Bo shakes her head, “Your average racist will be cheered on by this. Some would be happy to see bullets clear out the queers, too. Just when there’s less work at the mill. We are so screwed. Call Regina. You want to be someplace safe with people who care about you tonight. More of a crowd than just you and your folks. My guess is the church people will have a service, a food and fellowship thing. Ha,” Bo laughs bitterly. “A safe place?” She whistles through her teeth. “Four little girls blown to kingdom come in that Baptist Church would have been safer at home.”
“Why the hell did I bring up work? Come in. Have a beer,” Jackie says.
“The balls to murder Kennedy.” Bo hits the steering wheel with her fist. “What’s that going to mean for the rest of us? That kind of guy would beat on a colored girl because he couldn’t figure out if she’s a dyke or a fag.”
“You’ve got every reason to get worked up, but you do a bad job keeping yourself safe when you’re angry,” Jackie says with tenderness that catches in her throat.
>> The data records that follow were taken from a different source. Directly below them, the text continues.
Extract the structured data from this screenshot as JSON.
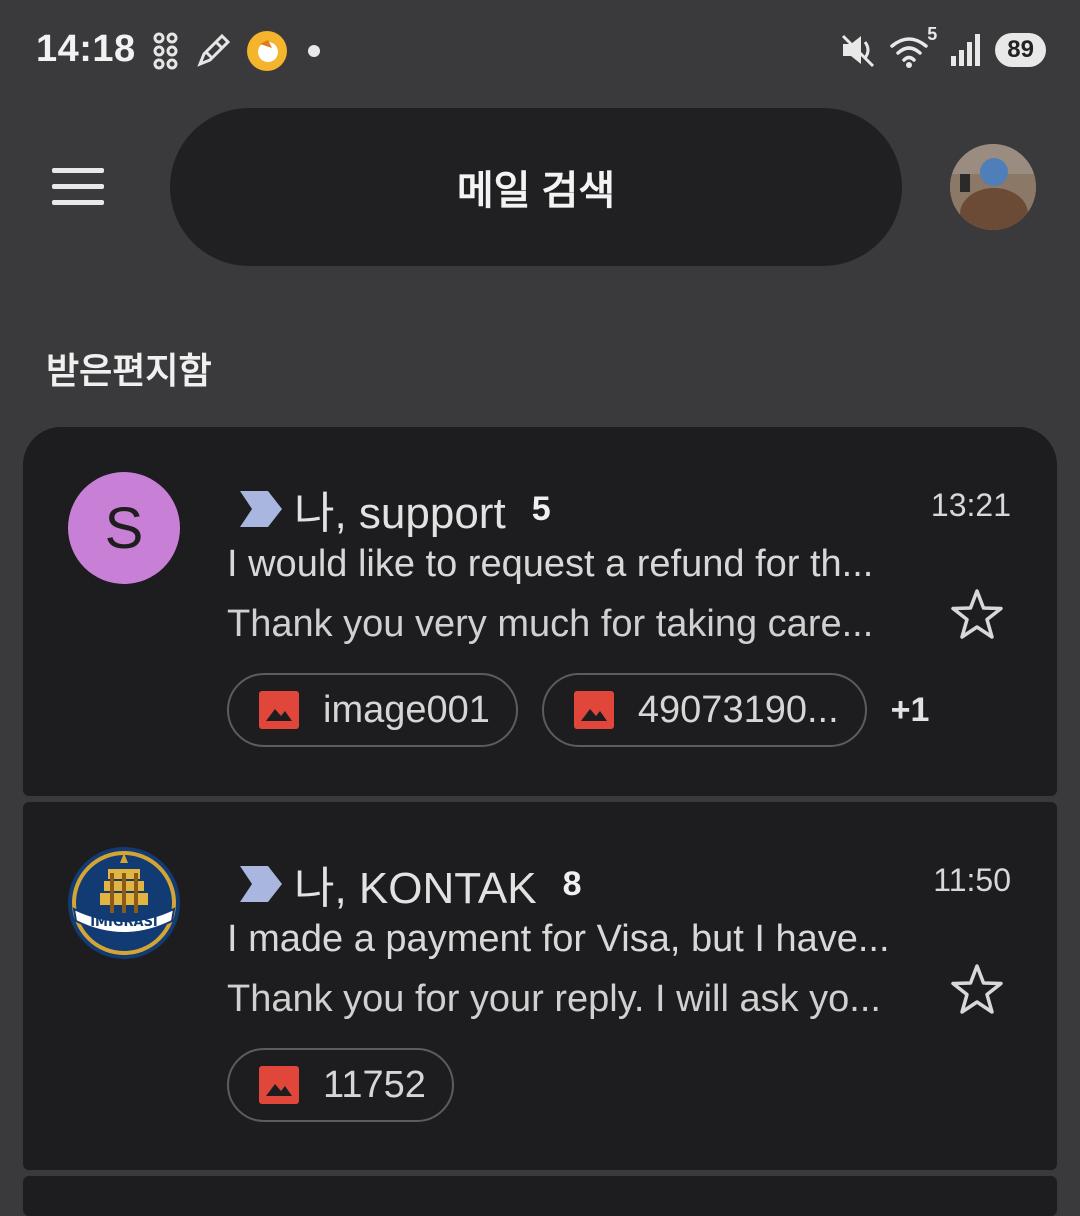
{
  "status_bar": {
    "time": "14:18",
    "battery": "89",
    "network_badge": "5",
    "icons": [
      "grid-icon",
      "pencil-icon",
      "app-badge-icon",
      "dot-icon",
      "mute-icon",
      "wifi-icon",
      "signal-icon",
      "battery-icon"
    ]
  },
  "search": {
    "placeholder": "메일 검색"
  },
  "folder": {
    "title": "받은편지함"
  },
  "emails": [
    {
      "avatar_letter": "S",
      "avatar_color": "#c87fd6",
      "sender": "나, support",
      "count": "5",
      "time": "13:21",
      "subject": "I would like to request a refund for th...",
      "snippet": "Thank you very much for taking care...",
      "attachments": [
        "image001",
        "49073190..."
      ],
      "more_attachments": "+1",
      "starred": false
    },
    {
      "avatar_logo_text": "IMIGRASI",
      "sender": "나, KONTAK",
      "count": "8",
      "time": "11:50",
      "subject": "I made a payment for Visa, but I have...",
      "snippet": "Thank you for your reply. I will ask yo...",
      "attachments": [
        "11752"
      ],
      "starred": false
    }
  ],
  "colors": {
    "background": "#3a3a3c",
    "card": "#1d1d20",
    "important_arrow": "#a8b6e0",
    "image_icon": "#e0473a"
  }
}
“Yvonne will be waiting. We’ll calm each other down. You go in, have a beer.” Bo puts the car in reverse. “Hug your mama.”
“You’ll pick me up? For the service, if there’s one tonight?”
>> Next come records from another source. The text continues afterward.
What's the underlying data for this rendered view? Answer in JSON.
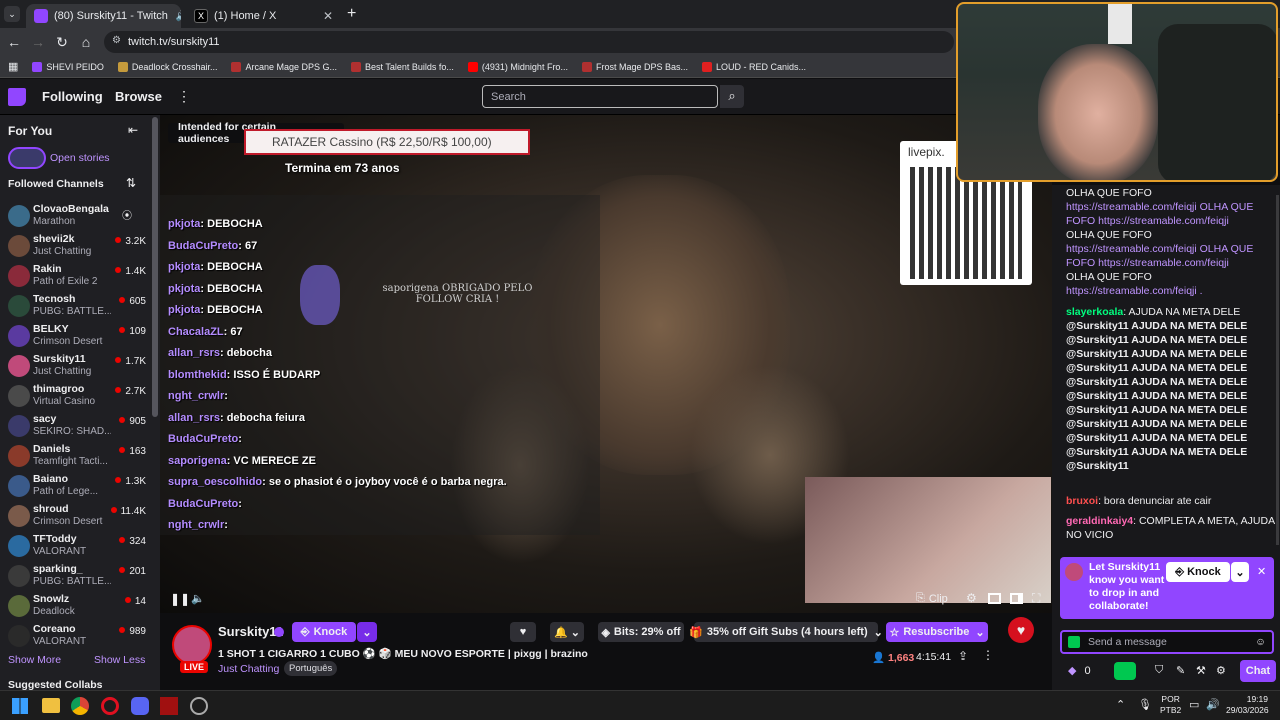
{
  "browser": {
    "tabs": [
      {
        "label": "(80) Surskity11 - Twitch"
      },
      {
        "label": "(1) Home / X"
      }
    ],
    "new_tab": "+",
    "url": "twitch.tv/surskity11",
    "bookmarks": [
      {
        "label": "SHEVI PEIDO",
        "color": "#9146ff"
      },
      {
        "label": "Deadlock Crosshair...",
        "color": "#c49a3c"
      },
      {
        "label": "Arcane Mage DPS G...",
        "color": "#b03030"
      },
      {
        "label": "Best Talent Builds fo...",
        "color": "#b03030"
      },
      {
        "label": "(4931) Midnight Fro...",
        "color": "#ff0000"
      },
      {
        "label": "Frost Mage DPS Bas...",
        "color": "#b03030"
      },
      {
        "label": "LOUD - RED Canids...",
        "color": "#e02020"
      }
    ]
  },
  "twitch_nav": {
    "following": "Following",
    "browse": "Browse",
    "more": "⋮",
    "search_placeholder": "Search"
  },
  "sidebar": {
    "for_you": "For You",
    "open_stories": "Open stories",
    "followed_channels": "Followed Channels",
    "channels": [
      {
        "name": "ClovaoBengala",
        "game": "Marathon",
        "viewers": "",
        "color": "#3a6b8a"
      },
      {
        "name": "shevii2k",
        "game": "Just Chatting",
        "viewers": "3.2K",
        "color": "#6b4a3a"
      },
      {
        "name": "Rakin",
        "game": "Path of Exile 2",
        "viewers": "1.4K",
        "color": "#8a2a3a"
      },
      {
        "name": "Tecnosh",
        "game": "PUBG: BATTLE...",
        "viewers": "605",
        "color": "#2a4a3a"
      },
      {
        "name": "BELKY",
        "game": "Crimson Desert",
        "viewers": "109",
        "color": "#5a3aa0"
      },
      {
        "name": "Surskity11",
        "game": "Just Chatting",
        "viewers": "1.7K",
        "color": "#c04a7a"
      },
      {
        "name": "thimagroo",
        "game": "Virtual Casino",
        "viewers": "2.7K",
        "color": "#4a4a4a"
      },
      {
        "name": "sacy",
        "game": "SEKIRO: SHAD...",
        "viewers": "905",
        "color": "#3a3a6a"
      },
      {
        "name": "Daniels",
        "game": "Teamfight Tacti...",
        "viewers": "163",
        "color": "#8a3a2a"
      },
      {
        "name": "Baiano",
        "game": "Path of Lege...",
        "viewers": "1.3K",
        "color": "#3a5a8a"
      },
      {
        "name": "shroud",
        "game": "Crimson Desert",
        "viewers": "11.4K",
        "color": "#7a5a4a"
      },
      {
        "name": "TFToddy",
        "game": "VALORANT",
        "viewers": "324",
        "color": "#2a6aa0"
      },
      {
        "name": "sparking_",
        "game": "PUBG: BATTLE...",
        "viewers": "201",
        "color": "#3a3a3a"
      },
      {
        "name": "Snowlz",
        "game": "Deadlock",
        "viewers": "14",
        "color": "#5a6a3a"
      },
      {
        "name": "Coreano",
        "game": "VALORANT",
        "viewers": "989",
        "color": "#2a2a2a"
      }
    ],
    "show_more": "Show More",
    "show_less": "Show Less",
    "suggested": "Suggested Collabs"
  },
  "player": {
    "audience_badge": "Intended for certain audiences",
    "banner_text": "RATAZER Cassino (R$ 22,50/R$ 100,00)",
    "countdown": "Termina em 73 anos",
    "qr_label": "livepix.",
    "overlay_follow": "saporigena OBRIGADO PELO FOLLOW CRIA !",
    "overlay_chat": [
      {
        "user": "pkjota",
        "msg": ": DEBOCHA",
        "color": "#b48cff"
      },
      {
        "user": "BudaCuPreto",
        "msg": ": 67",
        "color": "#b48cff"
      },
      {
        "user": "pkjota",
        "msg": ": DEBOCHA",
        "color": "#b48cff"
      },
      {
        "user": "pkjota",
        "msg": ": DEBOCHA",
        "color": "#b48cff"
      },
      {
        "user": "pkjota",
        "msg": ": DEBOCHA",
        "color": "#b48cff"
      },
      {
        "user": "ChacalaZL",
        "msg": ": 67",
        "color": "#b48cff"
      },
      {
        "user": "allan_rsrs",
        "msg": ": debocha",
        "color": "#b48cff"
      },
      {
        "user": "blomthekid",
        "msg": ": ISSO É BUDARP",
        "color": "#b48cff"
      },
      {
        "user": "nght_crwlr",
        "msg": ":",
        "color": "#b48cff"
      },
      {
        "user": "allan_rsrs",
        "msg": ": debocha feiura",
        "color": "#b48cff"
      },
      {
        "user": "BudaCuPreto",
        "msg": ":",
        "color": "#b48cff"
      },
      {
        "user": "saporigena",
        "msg": ": VC MERECE ZE",
        "color": "#b48cff"
      },
      {
        "user": "supra_oescolhido",
        "msg": ": se o phasiot é o joyboy você é o barba negra.",
        "color": "#b48cff"
      },
      {
        "user": "BudaCuPreto",
        "msg": ":",
        "color": "#b48cff"
      },
      {
        "user": "nght_crwlr",
        "msg": ":",
        "color": "#b48cff"
      }
    ],
    "clip": "Clip"
  },
  "stream_info": {
    "channel": "Surskity11",
    "knock": "Knock",
    "title": "1 SHOT 1 CIGARRO 1 CUBO ⚽ 🎲 MEU NOVO ESPORTE",
    "tags_inline": [
      "pixgg",
      "brazino"
    ],
    "category": "Just Chatting",
    "tag": "Português",
    "live": "LIVE",
    "bits": "Bits: 29% off",
    "gift_subs": "35% off Gift Subs (4 hours left)",
    "resubscribe": "Resubscribe",
    "viewers": "1,663",
    "uptime": "4:15:41"
  },
  "chat": {
    "messages_top": [
      "OLHA QUE FOFO",
      "https://streamable.com/feiqji  OLHA QUE FOFO https://streamable.com/feiqji",
      "OLHA QUE FOFO",
      "https://streamable.com/feiqji  OLHA QUE FOFO https://streamable.com/feiqji",
      "OLHA QUE FOFO",
      "https://streamable.com/feiqji ."
    ],
    "slayer_user": "slayerkoala",
    "slayer_msg": ": AJUDA NA META DELE",
    "repeat_line": "@Surskity11 AJUDA NA META DELE",
    "repeat_count_label": "@Surskity11",
    "bruxoi_user": "bruxoi",
    "bruxoi_msg": ": bora denunciar ate cair",
    "gerald_user": "geraldinkaiy4",
    "gerald_msg": ": COMPLETA A META, AJUDA NO VICIO",
    "collab_text": "Let Surskity11 know you want to drop in and collaborate!",
    "collab_knock": "Knock",
    "send_placeholder": "Send a message",
    "points": "0",
    "chat_button": "Chat"
  },
  "taskbar": {
    "lang": "POR",
    "lang2": "PTB2",
    "time": "19:19",
    "date": "29/03/2026"
  },
  "colors": {
    "twitch_purple": "#9146ff",
    "live_red": "#eb0400",
    "webcam_border": "#e39e2b"
  }
}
“Yvonne probably already invited Regina. Be good for me and Yvonne to be around other black folks. You’ll be welcome, and you won’t be the only white girls there. Tell your girl to wear a nice hat. Those church ladies welcome well behaved white girls, but they will not forgive a raggedy hat.” Bo grins. “I ain’t going off half-cocked. Get off my car. Lemme go.”
“Our car.” Jackie straightens up, closes the door and slaps the top of the car, a sign of affection; a gesture unconsciously meant to keep Bo safe. “I love you, too,” she says, probably loud enough for her friend to hear. “Hell of a thing.” She watches the dust kick up behind the car as it drives down the long dirt drive. Bo’s reasons for going to church, other than her desire to impress a woman, finally make some sense to Jackie.
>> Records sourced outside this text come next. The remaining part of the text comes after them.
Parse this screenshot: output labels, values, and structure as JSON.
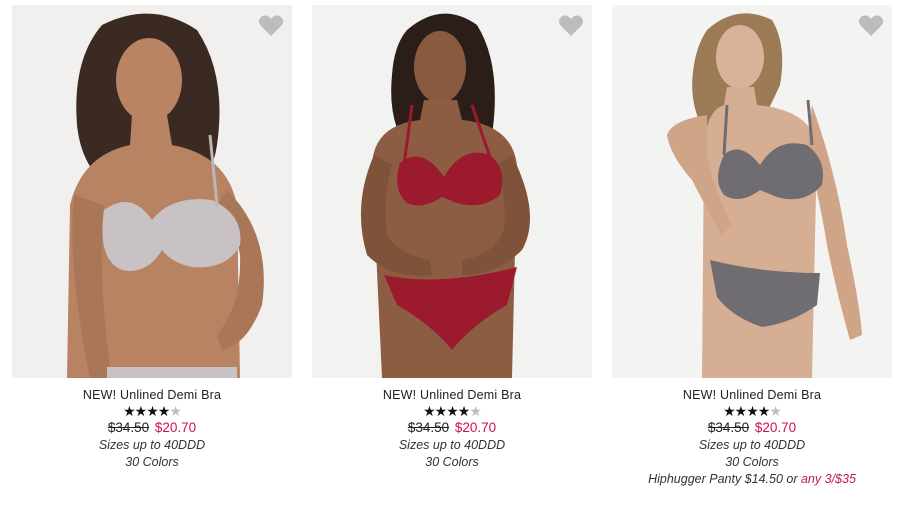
{
  "products": [
    {
      "title": "NEW! Unlined Demi Bra",
      "rating": 4.5,
      "stars_full": "★★★★",
      "stars_half": "★",
      "price_original": "$34.50",
      "price_sale": "$20.70",
      "sizes": "Sizes up to 40DDD",
      "colors": "30 Colors",
      "bra_color": "#c9c2c4",
      "bg_color": "#f1f0ee"
    },
    {
      "title": "NEW! Unlined Demi Bra",
      "rating": 4.5,
      "stars_full": "★★★★",
      "stars_half": "★",
      "price_original": "$34.50",
      "price_sale": "$20.70",
      "sizes": "Sizes up to 40DDD",
      "colors": "30 Colors",
      "bra_color": "#9b1a2e",
      "bg_color": "#f2f2f0"
    },
    {
      "title": "NEW! Unlined Demi Bra",
      "rating": 4.5,
      "stars_full": "★★★★",
      "stars_half": "★",
      "price_original": "$34.50",
      "price_sale": "$20.70",
      "sizes": "Sizes up to 40DDD",
      "colors": "30 Colors",
      "promo_text": "Hiphugger Panty $14.50 or ",
      "promo_deal": "any 3/$35",
      "bra_color": "#6f6d72",
      "bg_color": "#f3f3f2"
    }
  ],
  "icons": {
    "wishlist": "heart-icon"
  },
  "colors": {
    "sale": "#d0114a",
    "promo": "#c2185b",
    "heart": "#bcbcbc"
  }
}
“Mom,” Jackie calls as she walks into the kitchen. “Dad.” She’s not surprised that neither of her parents is in the house. It’s milking time. They only have six cows left and do the milking by hand, often together. She stands by the sink, staring at the phone on the wall, thinking of her parents, how well they know each other, how many bad days they have made it through together in the last forty years – the death of her soldier brother in a driving accident on leave during the war, almost losing the farm, the day the letter arrived announcing Jackie’s dishonorable discharge from the Army. It has taken her these last long months alone to understand that having Regina in her life, by her side year after year, would give some shape, maybe even meaning to the hard days. She tries to remember easier days; days you could accept as they unfolded, days you didn’t have to struggle to understand.
She picks the receiver off the hook, starts to dial and stops. She should know what she wants to say in case Regina does take her call this time. She puts the receiver back in the cradle. What if Regina won’t take her call, not even today?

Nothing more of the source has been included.